No face, no mouth, no eyes, no smile.

That’s one hell of a story.

Brenden McEntee brought a five-stanza poem in unrhymed tercets called “Before Bedtime”  that Tom B described as having a three stanzas that start “before bedtime” and two stanzas that start in dream (a dream city and a dream desert) all of which share a dank and brutish view of life. If he overstates (or if I misquote him), there’s no doubt it summons up a life in which the family is the insular protected center of a dangerous world, and even in that protected center “You go to disaffected prayer and childhood/living; I double check the locks and night-eclipsing clouds.” And the poem ends chillingly in its last tercet, which still somehow the family at the center:

Every night, before bedtime, you tell me: “come the new day,

We will bless what needs to be blessed and we will kill

Who needs to be killed and therefore, ourselves, stay safe.

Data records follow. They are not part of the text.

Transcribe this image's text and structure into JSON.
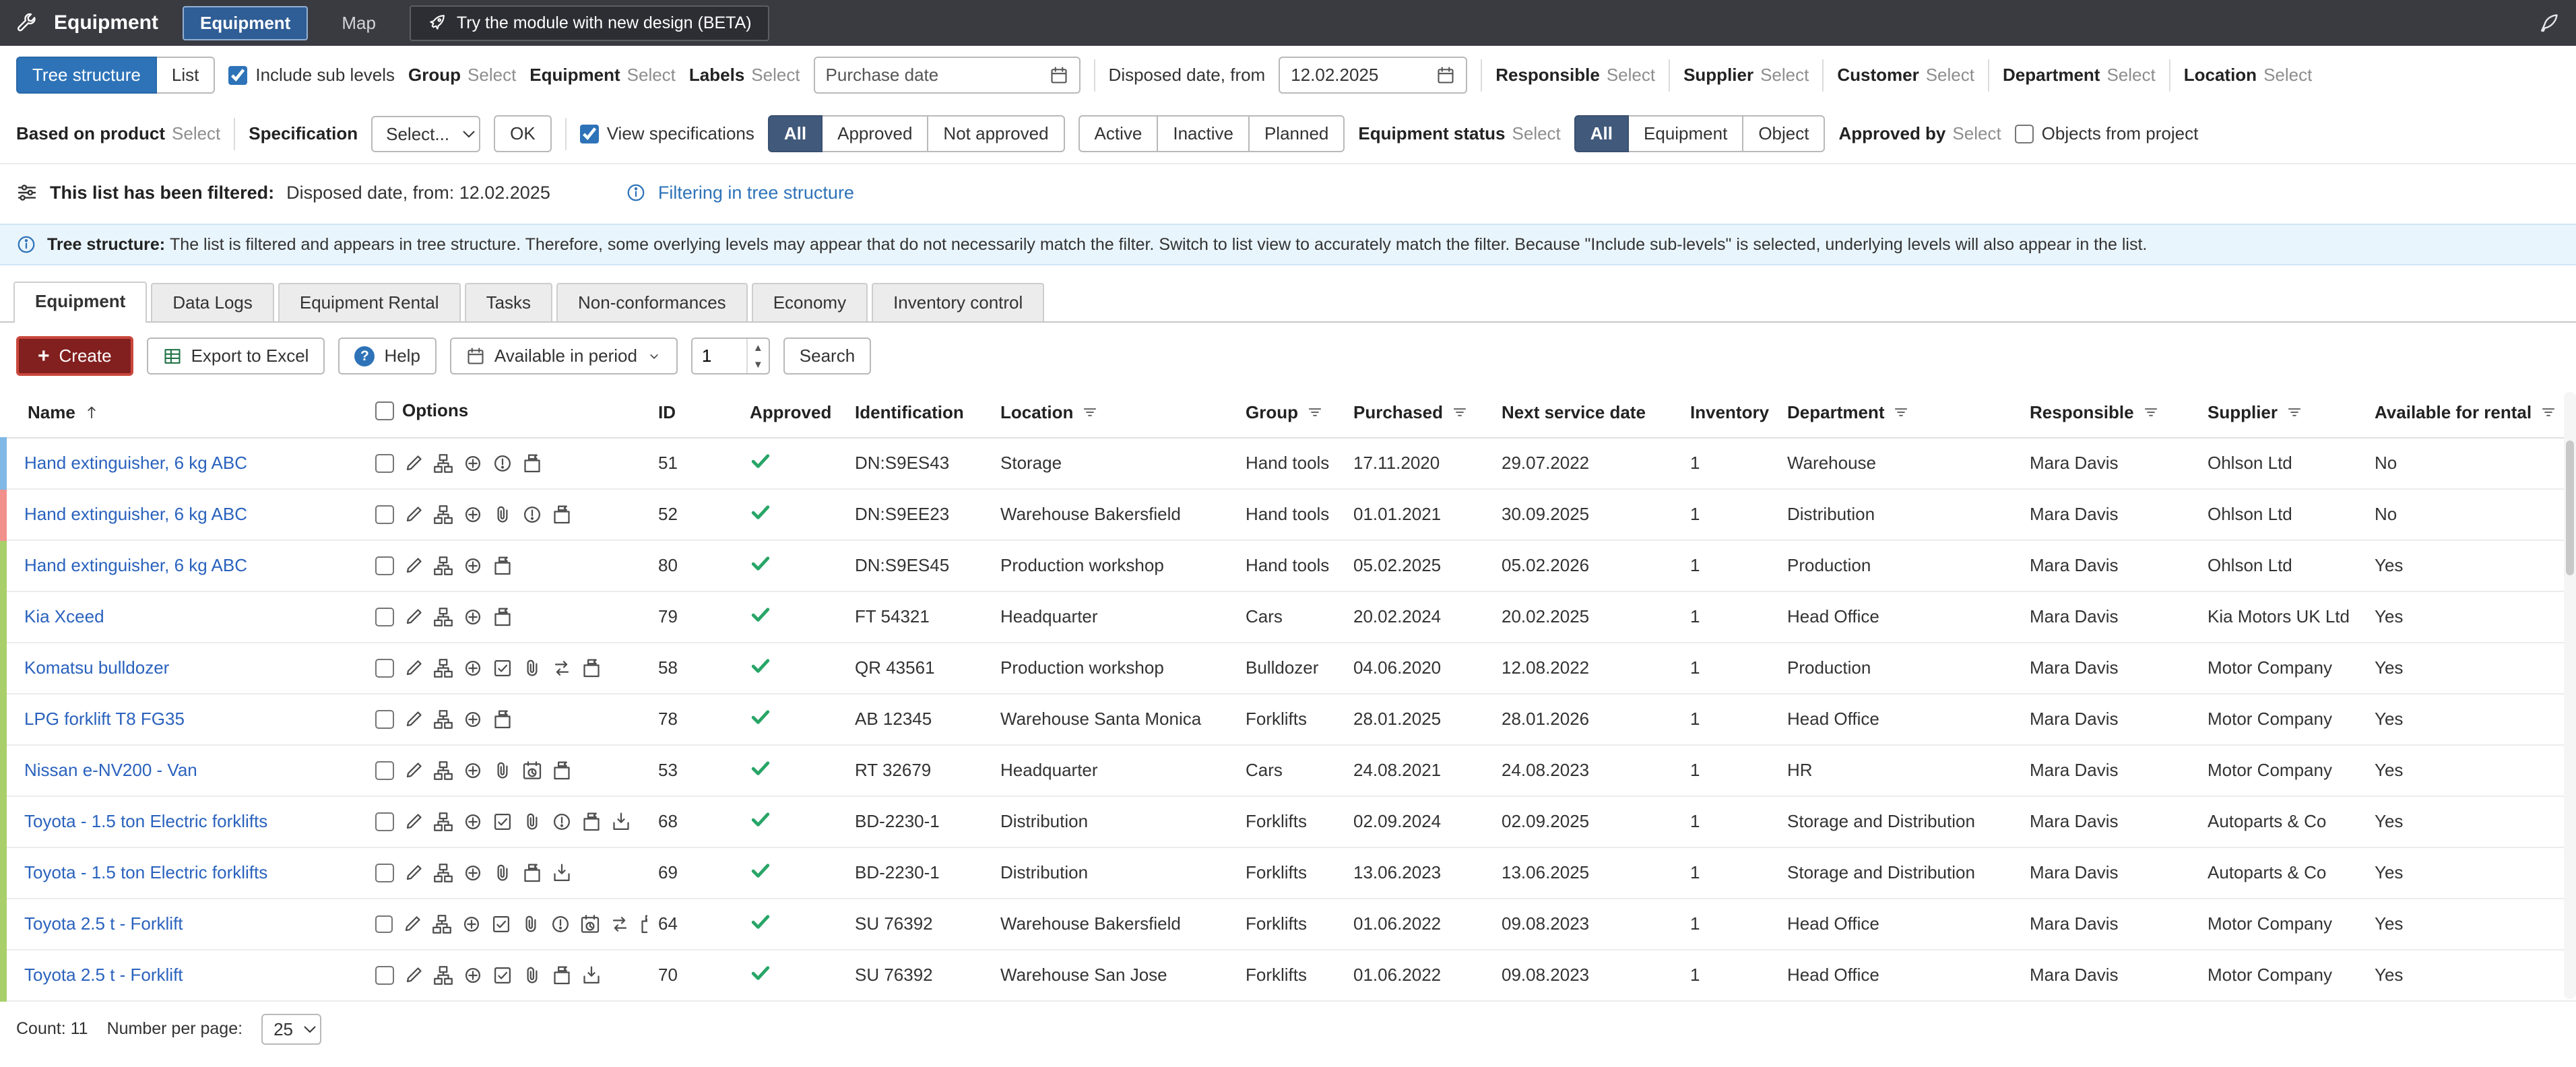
{
  "topbar": {
    "title": "Equipment",
    "nav": [
      {
        "label": "Equipment",
        "active": true
      },
      {
        "label": "Map",
        "active": false
      }
    ],
    "beta_label": "Try the module with new design (BETA)"
  },
  "filter_row1": {
    "view_buttons": [
      {
        "label": "Tree structure",
        "active": true
      },
      {
        "label": "List",
        "active": false
      }
    ],
    "include_sub_levels": "Include sub levels",
    "selects": [
      {
        "label": "Group",
        "value": "Select"
      },
      {
        "label": "Equipment",
        "value": "Select"
      },
      {
        "label": "Labels",
        "value": "Select"
      }
    ],
    "purchase_date": {
      "placeholder": "Purchase date"
    },
    "disposed_date": {
      "label": "Disposed date, from",
      "value": "12.02.2025"
    },
    "selects_right": [
      {
        "label": "Responsible",
        "value": "Select"
      },
      {
        "label": "Supplier",
        "value": "Select"
      },
      {
        "label": "Customer",
        "value": "Select"
      },
      {
        "label": "Department",
        "value": "Select"
      },
      {
        "label": "Location",
        "value": "Select"
      }
    ]
  },
  "filter_row2": {
    "based_on_product": {
      "label": "Based on product",
      "value": "Select"
    },
    "specification": {
      "label": "Specification",
      "dropdown": "Select...",
      "ok": "OK"
    },
    "view_specifications": "View specifications",
    "approval_buttons": [
      {
        "label": "All",
        "active": true
      },
      {
        "label": "Approved",
        "active": false
      },
      {
        "label": "Not approved",
        "active": false
      }
    ],
    "state_buttons": [
      {
        "label": "Active",
        "active": false
      },
      {
        "label": "Inactive",
        "active": false
      },
      {
        "label": "Planned",
        "active": false
      }
    ],
    "equipment_status": {
      "label": "Equipment status",
      "value": "Select"
    },
    "type_buttons": [
      {
        "label": "All",
        "active": true
      },
      {
        "label": "Equipment",
        "active": false
      },
      {
        "label": "Object",
        "active": false
      }
    ],
    "approved_by": {
      "label": "Approved by",
      "value": "Select"
    },
    "objects_from_project": "Objects from project"
  },
  "filter_status": {
    "label": "This list has been filtered:",
    "value": "Disposed date, from: 12.02.2025",
    "link": "Filtering in tree structure"
  },
  "banner": {
    "title": "Tree structure:",
    "text": "The list is filtered and appears in tree structure. Therefore, some overlying levels may appear that do not necessarily match the filter. Switch to list view to accurately match the filter. Because \"Include sub-levels\" is selected, underlying levels will also appear in the list."
  },
  "tabs": [
    {
      "label": "Equipment",
      "active": true
    },
    {
      "label": "Data Logs",
      "active": false
    },
    {
      "label": "Equipment Rental",
      "active": false
    },
    {
      "label": "Tasks",
      "active": false
    },
    {
      "label": "Non-conformances",
      "active": false
    },
    {
      "label": "Economy",
      "active": false
    },
    {
      "label": "Inventory control",
      "active": false
    }
  ],
  "toolbar": {
    "create": "Create",
    "export": "Export to Excel",
    "help": "Help",
    "period": "Available in period",
    "period_value": "1",
    "search": "Search"
  },
  "colors": {
    "accent_blue": "#2e73b8",
    "selected_dark": "#41597a",
    "create_red": "#82201f",
    "approved_green": "#27a567",
    "banner_blue": "#e9f5fc"
  },
  "stripe_colors": {
    "blue": "#7fb8e6",
    "red": "#f2908c",
    "green": "#a8cf6a"
  },
  "table": {
    "columns": [
      {
        "label": "Name",
        "sort": "asc"
      },
      {
        "label": "Options",
        "checkbox": true
      },
      {
        "label": "ID"
      },
      {
        "label": "Approved"
      },
      {
        "label": "Identification"
      },
      {
        "label": "Location",
        "filter": true
      },
      {
        "label": "Group",
        "filter": true
      },
      {
        "label": "Purchased",
        "filter": true
      },
      {
        "label": "Next service date"
      },
      {
        "label": "Inventory"
      },
      {
        "label": "Department",
        "filter": true
      },
      {
        "label": "Responsible",
        "filter": true
      },
      {
        "label": "Supplier",
        "filter": true
      },
      {
        "label": "Available for rental",
        "filter": true
      }
    ],
    "rows": [
      {
        "stripe": "blue",
        "name": "Hand extinguisher, 6 kg ABC",
        "icons": [
          "edit",
          "hierarchy",
          "crosshair",
          "alert",
          "flag-box"
        ],
        "id": "51",
        "approved": true,
        "identification": "DN:S9ES43",
        "location": "Storage",
        "group": "Hand tools",
        "purchased": "17.11.2020",
        "next_service": "29.07.2022",
        "inventory": "1",
        "department": "Warehouse",
        "responsible": "Mara Davis",
        "supplier": "Ohlson Ltd",
        "rental": "No"
      },
      {
        "stripe": "red",
        "name": "Hand extinguisher, 6 kg ABC",
        "icons": [
          "edit",
          "hierarchy",
          "crosshair",
          "paperclip",
          "alert",
          "flag-box"
        ],
        "id": "52",
        "approved": true,
        "identification": "DN:S9EE23",
        "location": "Warehouse Bakersfield",
        "group": "Hand tools",
        "purchased": "01.01.2021",
        "next_service": "30.09.2025",
        "inventory": "1",
        "department": "Distribution",
        "responsible": "Mara Davis",
        "supplier": "Ohlson Ltd",
        "rental": "No"
      },
      {
        "stripe": "green",
        "name": "Hand extinguisher, 6 kg ABC",
        "icons": [
          "edit",
          "hierarchy",
          "crosshair",
          "flag-box"
        ],
        "id": "80",
        "approved": true,
        "identification": "DN:S9ES45",
        "location": "Production workshop",
        "group": "Hand tools",
        "purchased": "05.02.2025",
        "next_service": "05.02.2026",
        "inventory": "1",
        "department": "Production",
        "responsible": "Mara Davis",
        "supplier": "Ohlson Ltd",
        "rental": "Yes"
      },
      {
        "stripe": "green",
        "name": "Kia Xceed",
        "icons": [
          "edit",
          "hierarchy",
          "crosshair",
          "flag-box"
        ],
        "id": "79",
        "approved": true,
        "identification": "FT 54321",
        "location": "Headquarter",
        "group": "Cars",
        "purchased": "20.02.2024",
        "next_service": "20.02.2025",
        "inventory": "1",
        "department": "Head Office",
        "responsible": "Mara Davis",
        "supplier": "Kia Motors UK Ltd",
        "rental": "Yes"
      },
      {
        "stripe": "green",
        "name": "Komatsu bulldozer",
        "icons": [
          "edit",
          "hierarchy",
          "crosshair",
          "checklist",
          "paperclip",
          "swap",
          "flag-box"
        ],
        "id": "58",
        "approved": true,
        "identification": "QR 43561",
        "location": "Production workshop",
        "group": "Bulldozer",
        "purchased": "04.06.2020",
        "next_service": "12.08.2022",
        "inventory": "1",
        "department": "Production",
        "responsible": "Mara Davis",
        "supplier": "Motor Company",
        "rental": "Yes"
      },
      {
        "stripe": "green",
        "name": "LPG forklift T8 FG35",
        "icons": [
          "edit",
          "hierarchy",
          "crosshair",
          "flag-box"
        ],
        "id": "78",
        "approved": true,
        "identification": "AB 12345",
        "location": "Warehouse Santa Monica",
        "group": "Forklifts",
        "purchased": "28.01.2025",
        "next_service": "28.01.2026",
        "inventory": "1",
        "department": "Head Office",
        "responsible": "Mara Davis",
        "supplier": "Motor Company",
        "rental": "Yes"
      },
      {
        "stripe": "green",
        "name": "Nissan e-NV200 - Van",
        "icons": [
          "edit",
          "hierarchy",
          "crosshair",
          "paperclip",
          "calendar-clock",
          "flag-box"
        ],
        "id": "53",
        "approved": true,
        "identification": "RT 32679",
        "location": "Headquarter",
        "group": "Cars",
        "purchased": "24.08.2021",
        "next_service": "24.08.2023",
        "inventory": "1",
        "department": "HR",
        "responsible": "Mara Davis",
        "supplier": "Motor Company",
        "rental": "Yes"
      },
      {
        "stripe": "green",
        "name": "Toyota - 1.5 ton Electric forklifts",
        "icons": [
          "edit",
          "hierarchy",
          "crosshair",
          "checklist",
          "paperclip",
          "alert",
          "flag-box",
          "download-box"
        ],
        "id": "68",
        "approved": true,
        "identification": "BD-2230-1",
        "location": "Distribution",
        "group": "Forklifts",
        "purchased": "02.09.2024",
        "next_service": "02.09.2025",
        "inventory": "1",
        "department": "Storage and Distribution",
        "responsible": "Mara Davis",
        "supplier": "Autoparts & Co",
        "rental": "Yes"
      },
      {
        "stripe": "green",
        "name": "Toyota - 1.5 ton Electric forklifts",
        "icons": [
          "edit",
          "hierarchy",
          "crosshair",
          "paperclip",
          "flag-box",
          "download-box"
        ],
        "id": "69",
        "approved": true,
        "identification": "BD-2230-1",
        "location": "Distribution",
        "group": "Forklifts",
        "purchased": "13.06.2023",
        "next_service": "13.06.2025",
        "inventory": "1",
        "department": "Storage and Distribution",
        "responsible": "Mara Davis",
        "supplier": "Autoparts & Co",
        "rental": "Yes"
      },
      {
        "stripe": "green",
        "name": "Toyota 2.5 t - Forklift",
        "icons": [
          "edit",
          "hierarchy",
          "crosshair",
          "checklist",
          "paperclip",
          "alert",
          "calendar-clock",
          "swap",
          "flag-box",
          "download-box"
        ],
        "id": "64",
        "approved": true,
        "identification": "SU 76392",
        "location": "Warehouse Bakersfield",
        "group": "Forklifts",
        "purchased": "01.06.2022",
        "next_service": "09.08.2023",
        "inventory": "1",
        "department": "Head Office",
        "responsible": "Mara Davis",
        "supplier": "Motor Company",
        "rental": "Yes"
      },
      {
        "stripe": "green",
        "name": "Toyota 2.5 t - Forklift",
        "icons": [
          "edit",
          "hierarchy",
          "crosshair",
          "checklist",
          "paperclip",
          "flag-box",
          "download-box"
        ],
        "id": "70",
        "approved": true,
        "identification": "SU 76392",
        "location": "Warehouse San Jose",
        "group": "Forklifts",
        "purchased": "01.06.2022",
        "next_service": "09.08.2023",
        "inventory": "1",
        "department": "Head Office",
        "responsible": "Mara Davis",
        "supplier": "Motor Company",
        "rental": "Yes"
      }
    ]
  },
  "footer": {
    "count": "Count: 11",
    "per_page_label": "Number per page:",
    "per_page": "25"
  }
}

My own poem was a re-write and supplement of my unnamed last week poem about mothwing newspapers. Now it’s called “Mothwing Trilogy” and each of the poems in the trilogy (all circling around sonnet length) has its own name: (1) My Grandfather Read a Newspaper for Moths Which, Oddly, Was Printed on Mothwings” (2) “Which Fey Light?”; and (3) “Butcher Paper Tally On the Use Of “Oddly” In the Title of My Mothwing Poem.”  In some sense, poems two and three are midrashim on poem one, but in another sense they are a triptych in whose center panel a scene of comforting domestic scene unfolds, and in whose outer panel, pandemonium. I think I’ll leave it there.